A two-day G8 summit gets under way in Northern Ireland on June 17 with the Syrian conflict expected to be high on the agenda.
Syria will also likely be the focus of talks on the sidelines of the summit between Russian President Vladimir Putin and U.S. President Barack Obama.
The United States last week announced it would arm Syria's rebels after claiming the regime of Bashar al-Assad had used chemical weapons.
On June 17, Russia's Foreign Ministry said Moscow will not permit a no-fly zone to be imposed over Syria. Spokesman Aleksandr Lukashevich said that calls for a no-fly zone showed disrespect for international law.
Lukashevich said Russia did not want a scenario in Syria that would repeat the events in Libya, where a no-fly zone enabled NATO aircraft to help rebels overthrow Muammar Qaddafi.
On June 16, Putin defended his administration's arming of Assad, saying Russia was not breaking international law.

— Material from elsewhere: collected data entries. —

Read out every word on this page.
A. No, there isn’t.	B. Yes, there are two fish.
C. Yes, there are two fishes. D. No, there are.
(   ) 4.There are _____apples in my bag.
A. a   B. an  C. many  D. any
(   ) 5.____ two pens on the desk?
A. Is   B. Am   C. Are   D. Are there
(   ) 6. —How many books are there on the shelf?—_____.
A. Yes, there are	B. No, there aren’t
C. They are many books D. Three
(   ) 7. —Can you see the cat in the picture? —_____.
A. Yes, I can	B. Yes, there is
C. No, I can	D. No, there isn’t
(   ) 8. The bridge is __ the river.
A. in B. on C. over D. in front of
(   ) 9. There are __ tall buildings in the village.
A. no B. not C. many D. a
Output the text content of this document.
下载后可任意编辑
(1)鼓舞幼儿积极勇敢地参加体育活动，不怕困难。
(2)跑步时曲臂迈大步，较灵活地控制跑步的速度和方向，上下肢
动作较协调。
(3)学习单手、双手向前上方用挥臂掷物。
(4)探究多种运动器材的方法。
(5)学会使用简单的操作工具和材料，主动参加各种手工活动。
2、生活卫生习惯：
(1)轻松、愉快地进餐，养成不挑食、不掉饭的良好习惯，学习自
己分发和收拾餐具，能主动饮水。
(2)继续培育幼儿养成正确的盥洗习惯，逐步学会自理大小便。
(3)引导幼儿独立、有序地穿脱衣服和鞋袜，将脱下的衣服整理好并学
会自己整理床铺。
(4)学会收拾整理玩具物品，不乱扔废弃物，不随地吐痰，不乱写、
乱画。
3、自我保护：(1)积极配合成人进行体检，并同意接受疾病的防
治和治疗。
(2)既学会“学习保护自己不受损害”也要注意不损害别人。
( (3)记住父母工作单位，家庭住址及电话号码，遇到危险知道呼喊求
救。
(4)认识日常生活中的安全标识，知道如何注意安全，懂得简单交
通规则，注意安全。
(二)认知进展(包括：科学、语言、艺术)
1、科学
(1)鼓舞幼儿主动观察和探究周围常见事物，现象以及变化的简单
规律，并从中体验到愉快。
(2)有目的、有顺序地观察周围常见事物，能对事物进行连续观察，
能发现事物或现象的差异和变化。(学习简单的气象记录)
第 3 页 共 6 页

"But if we speak calmly and professionally, then I want to draw your attention to the fact that Russia supplies arms to the legitimate government of Syria in full compliance of international law. We are not breaching any laws. Let me emphasize that: nothing. We call on all our partners to act in the same fashion," Putin said.
Putin questioned why the West would want to arm Syrian rebels, who he said ate human organs.
"I believe one does not really need to support the people who not only kill their enemies, but open up their bodies, eat their intestines in front of the public gaze and cameras," Putin said. "Are these the people you want to support? Are they the ones you want to supply with weapons?"
He was speaking after talks in London with British Prime Minister David Cameron, who said it was crucial Assad was removed from power.
"Almost 100,000 people have lost their lives in this war. The daily crimes there plumb new depths in the history of the region," Cameron said alongside Putin at a press conference following their talks. "Every month that passes leaves more dead, and Syria more dangerous to the region and to all of us. We must work together to do everything we can to bring this dreadful conflict to an end."
Cameron also said Russia and Britain can overcome their differences on Syria.
Besides Syria, Cameron wants the G8 summit to produce new agreements on tax, trade, and financial transparency.
The G8 summit is also likely to consider the impact of the election of moderate cleric Hassan Rohani as Iran's new president.
Cameron is being joined by Obama, Putin, and the leaders of France, Germany, Italy, Canada, and Japan.